Aquiles alzó una ceja y se dio la media vuelta, alejándose. Desde ese día, al igual que su primo Adonis, dejó de acercarse a mí. Lástima que mi tranquilidad duró muy poco y admito que todo fue mi culpa.

 

***

 

El viernes en la tarde, después de clases, tuve mi primera reunión con los mateatletas. A diferencia de mi anterior escuela, los cerebritos no eran unos rechazados sino todo lo contrario y, según lo que escuché, todo eso fue gracias a la llegada de Aristóteles Gold al Instituto. En el fondo le agradecí, era genial no ser tachada como una “nerd”.

Toda la hora estuvimos repasando el temario y resolviendo dudas. Yo estaba preparada para decir “el límite no existe” pero no se dio el caso. «Ni modo, guardaré la frase para otra ocasión», chasqueé la lengua.

Lo único malo fue que Aristóteles, al ser el capitán del equipo, quería mandar a todos. En la segunda reunión, noté que algunos no estaban de acuerdo con su forma de dirigir al equipo, ya que era más como un jefe codicioso que un líder, pero nadie se atrevía a refutarle; por suerte para ellos, yo estaba ahí y no era de las que se quedaban calladas.

Estábamos distribuidos alrededor del salón y juntamos las mesas

—Aristóteles. —Levanté la mano para atraer su atención.

—¿Qué pasa, María Susana? —Preguntó sin dejar de ver el libro de matemáticas que estaba frente a él.

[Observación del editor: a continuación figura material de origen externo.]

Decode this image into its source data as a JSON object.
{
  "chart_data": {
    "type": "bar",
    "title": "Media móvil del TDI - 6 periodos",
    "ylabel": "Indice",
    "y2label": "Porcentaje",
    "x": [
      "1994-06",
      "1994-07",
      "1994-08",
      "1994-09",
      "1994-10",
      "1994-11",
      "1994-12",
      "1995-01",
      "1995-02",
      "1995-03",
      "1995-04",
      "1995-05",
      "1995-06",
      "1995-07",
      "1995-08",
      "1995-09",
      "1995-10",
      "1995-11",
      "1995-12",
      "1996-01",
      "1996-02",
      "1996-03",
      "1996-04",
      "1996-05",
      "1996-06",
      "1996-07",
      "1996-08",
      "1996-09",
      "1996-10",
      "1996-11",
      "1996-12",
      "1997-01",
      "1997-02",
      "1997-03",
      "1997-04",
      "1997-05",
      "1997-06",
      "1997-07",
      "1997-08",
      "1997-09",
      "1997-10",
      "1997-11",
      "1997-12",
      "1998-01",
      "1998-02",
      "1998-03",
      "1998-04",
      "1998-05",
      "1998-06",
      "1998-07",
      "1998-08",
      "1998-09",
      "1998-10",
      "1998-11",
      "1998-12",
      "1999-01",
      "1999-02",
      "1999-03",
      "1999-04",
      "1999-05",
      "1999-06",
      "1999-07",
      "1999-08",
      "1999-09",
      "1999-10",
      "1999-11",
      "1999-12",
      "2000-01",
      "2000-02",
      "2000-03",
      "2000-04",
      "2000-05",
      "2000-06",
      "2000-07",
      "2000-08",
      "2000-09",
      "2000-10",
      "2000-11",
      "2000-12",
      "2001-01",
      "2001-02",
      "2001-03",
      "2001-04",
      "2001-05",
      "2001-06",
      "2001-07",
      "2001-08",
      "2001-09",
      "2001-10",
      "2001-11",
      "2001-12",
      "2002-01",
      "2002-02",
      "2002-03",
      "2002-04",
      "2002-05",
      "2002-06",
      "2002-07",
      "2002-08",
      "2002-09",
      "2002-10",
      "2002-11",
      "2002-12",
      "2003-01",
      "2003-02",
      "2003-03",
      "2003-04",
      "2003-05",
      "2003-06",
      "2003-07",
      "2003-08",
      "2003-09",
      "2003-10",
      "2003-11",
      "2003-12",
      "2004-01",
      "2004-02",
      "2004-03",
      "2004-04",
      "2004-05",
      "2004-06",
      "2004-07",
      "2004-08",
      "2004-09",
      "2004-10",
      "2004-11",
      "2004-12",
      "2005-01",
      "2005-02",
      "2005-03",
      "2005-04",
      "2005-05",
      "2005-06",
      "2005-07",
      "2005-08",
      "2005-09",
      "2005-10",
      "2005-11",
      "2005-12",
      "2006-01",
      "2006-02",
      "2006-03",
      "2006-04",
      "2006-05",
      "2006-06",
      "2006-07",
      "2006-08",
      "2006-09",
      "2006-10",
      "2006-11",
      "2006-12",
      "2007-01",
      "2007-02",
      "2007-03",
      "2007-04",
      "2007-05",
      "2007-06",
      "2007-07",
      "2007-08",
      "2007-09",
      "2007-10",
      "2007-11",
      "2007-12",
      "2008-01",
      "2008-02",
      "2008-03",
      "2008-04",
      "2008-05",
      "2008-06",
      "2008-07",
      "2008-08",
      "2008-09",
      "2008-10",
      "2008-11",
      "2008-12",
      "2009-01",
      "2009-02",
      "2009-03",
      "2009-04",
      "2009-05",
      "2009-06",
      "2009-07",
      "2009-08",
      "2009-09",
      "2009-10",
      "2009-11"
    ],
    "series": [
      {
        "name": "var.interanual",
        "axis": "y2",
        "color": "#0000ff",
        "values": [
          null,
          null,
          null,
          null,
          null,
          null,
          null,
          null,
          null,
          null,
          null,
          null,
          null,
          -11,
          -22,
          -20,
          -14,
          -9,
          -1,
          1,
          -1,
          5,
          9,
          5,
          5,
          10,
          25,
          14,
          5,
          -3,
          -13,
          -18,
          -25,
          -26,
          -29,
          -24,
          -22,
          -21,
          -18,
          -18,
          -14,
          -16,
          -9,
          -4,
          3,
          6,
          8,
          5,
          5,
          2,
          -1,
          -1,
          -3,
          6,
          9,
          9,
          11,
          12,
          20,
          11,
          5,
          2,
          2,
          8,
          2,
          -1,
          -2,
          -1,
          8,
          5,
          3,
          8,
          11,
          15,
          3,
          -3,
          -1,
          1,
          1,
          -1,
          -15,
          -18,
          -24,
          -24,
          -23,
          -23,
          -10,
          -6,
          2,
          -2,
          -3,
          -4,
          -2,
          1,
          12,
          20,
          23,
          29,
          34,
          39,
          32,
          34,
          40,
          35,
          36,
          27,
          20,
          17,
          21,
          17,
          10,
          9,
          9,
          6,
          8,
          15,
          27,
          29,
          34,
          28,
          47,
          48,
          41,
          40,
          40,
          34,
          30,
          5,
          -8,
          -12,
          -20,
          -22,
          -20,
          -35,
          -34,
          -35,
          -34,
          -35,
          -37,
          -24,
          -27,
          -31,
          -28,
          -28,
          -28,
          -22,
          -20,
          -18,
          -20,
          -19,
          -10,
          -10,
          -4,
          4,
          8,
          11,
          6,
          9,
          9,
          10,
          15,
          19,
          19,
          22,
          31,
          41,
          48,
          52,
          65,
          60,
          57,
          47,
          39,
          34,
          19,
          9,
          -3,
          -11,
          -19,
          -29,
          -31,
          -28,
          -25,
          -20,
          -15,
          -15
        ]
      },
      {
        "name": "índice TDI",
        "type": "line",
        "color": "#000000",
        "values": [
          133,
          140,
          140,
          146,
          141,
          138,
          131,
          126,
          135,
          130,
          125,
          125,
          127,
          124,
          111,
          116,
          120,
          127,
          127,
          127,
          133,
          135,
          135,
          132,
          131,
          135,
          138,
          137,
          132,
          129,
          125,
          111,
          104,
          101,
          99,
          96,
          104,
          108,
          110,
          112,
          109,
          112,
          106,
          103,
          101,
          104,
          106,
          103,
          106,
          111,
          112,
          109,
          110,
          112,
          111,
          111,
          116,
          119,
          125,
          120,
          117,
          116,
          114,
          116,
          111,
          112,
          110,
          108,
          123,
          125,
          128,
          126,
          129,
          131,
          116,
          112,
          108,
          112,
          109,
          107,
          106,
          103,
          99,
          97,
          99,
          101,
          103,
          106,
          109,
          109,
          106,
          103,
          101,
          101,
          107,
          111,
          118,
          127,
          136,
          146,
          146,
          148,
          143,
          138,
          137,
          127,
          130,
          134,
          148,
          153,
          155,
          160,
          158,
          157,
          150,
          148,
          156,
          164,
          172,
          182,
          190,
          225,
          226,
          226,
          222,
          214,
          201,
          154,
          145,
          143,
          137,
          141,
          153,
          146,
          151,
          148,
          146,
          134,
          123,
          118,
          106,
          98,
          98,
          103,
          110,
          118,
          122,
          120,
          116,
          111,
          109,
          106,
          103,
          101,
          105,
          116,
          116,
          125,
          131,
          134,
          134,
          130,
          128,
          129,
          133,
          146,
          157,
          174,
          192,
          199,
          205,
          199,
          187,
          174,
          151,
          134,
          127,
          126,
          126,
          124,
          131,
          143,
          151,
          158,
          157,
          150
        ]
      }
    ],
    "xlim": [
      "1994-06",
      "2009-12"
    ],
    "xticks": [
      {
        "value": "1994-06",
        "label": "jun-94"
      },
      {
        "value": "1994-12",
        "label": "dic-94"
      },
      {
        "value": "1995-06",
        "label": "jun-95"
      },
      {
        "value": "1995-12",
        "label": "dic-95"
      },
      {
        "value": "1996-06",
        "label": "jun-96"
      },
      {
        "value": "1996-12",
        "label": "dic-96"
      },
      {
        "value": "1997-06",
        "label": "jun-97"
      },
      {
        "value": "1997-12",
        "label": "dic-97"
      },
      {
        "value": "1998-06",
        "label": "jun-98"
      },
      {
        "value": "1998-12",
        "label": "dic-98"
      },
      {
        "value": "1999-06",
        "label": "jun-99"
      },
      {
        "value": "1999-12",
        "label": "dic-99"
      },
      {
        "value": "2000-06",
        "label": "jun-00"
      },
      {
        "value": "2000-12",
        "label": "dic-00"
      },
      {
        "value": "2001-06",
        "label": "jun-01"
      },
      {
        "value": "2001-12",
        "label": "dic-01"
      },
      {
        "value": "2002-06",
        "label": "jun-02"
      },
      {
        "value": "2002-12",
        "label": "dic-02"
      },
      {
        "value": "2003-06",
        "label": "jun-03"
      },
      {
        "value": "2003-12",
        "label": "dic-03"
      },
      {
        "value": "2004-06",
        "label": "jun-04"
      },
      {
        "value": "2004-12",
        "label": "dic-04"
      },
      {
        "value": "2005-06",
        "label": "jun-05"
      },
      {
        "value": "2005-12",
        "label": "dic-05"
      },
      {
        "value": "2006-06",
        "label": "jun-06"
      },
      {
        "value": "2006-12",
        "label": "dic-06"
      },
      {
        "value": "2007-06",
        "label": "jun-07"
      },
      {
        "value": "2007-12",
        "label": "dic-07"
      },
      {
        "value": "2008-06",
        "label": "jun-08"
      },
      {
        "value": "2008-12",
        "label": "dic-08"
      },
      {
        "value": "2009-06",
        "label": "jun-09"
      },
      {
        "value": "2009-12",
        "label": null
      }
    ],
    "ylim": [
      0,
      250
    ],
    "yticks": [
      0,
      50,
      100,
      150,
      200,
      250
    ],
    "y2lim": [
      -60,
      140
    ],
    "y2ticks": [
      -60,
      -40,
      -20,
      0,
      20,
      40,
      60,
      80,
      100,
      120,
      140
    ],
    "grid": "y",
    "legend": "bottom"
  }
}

—¿Cómo fue que lograste ser el líder de los mateatletas? —Entrelacé mis manos y recargué mi barbilla en ellas. Los demás compañeros nos miraron con atención.

—Nuestros compañeros votaron por mí, gracias a mi excelente desempeño hemos ganado los últimos campeonatos —explicó sin dejar de ver el libro. «¡Qué creído!».

—¿Y cuándo son las elecciones?

Los demás compartieron miradas entre ellos mientras Aristóteles se tensaba. Levantó la mirada con lentitud hasta que me enfocó por completo.

—¿Elecciones?

—Sí, digo, cada año deben votar para elegir al capitán, ¿no es así? —Coloqué la mano sobre mis labios, fingiendo ingenuidad.

—Eso no es necesario. —Me mostró una pequeña sonrisa, en apariencia cordial, aunque por dentro estaba fúrico, lo noté—. Todo este tiempo he sido el capitán y no ha habido ningún problema, al contrario.

—Lo sé, lo sé. —Puse una expresión llena de aburrimiento—. Pero como que ya deben estar cansados de ti, ¿no? Además sería más justo votar por quién será nuestro capitán.

—Eso crees tú porque eres nueva, y te entiendo, pero aquí todo se ha manejado así desde hace dos años y nuestros compañeros están conformes.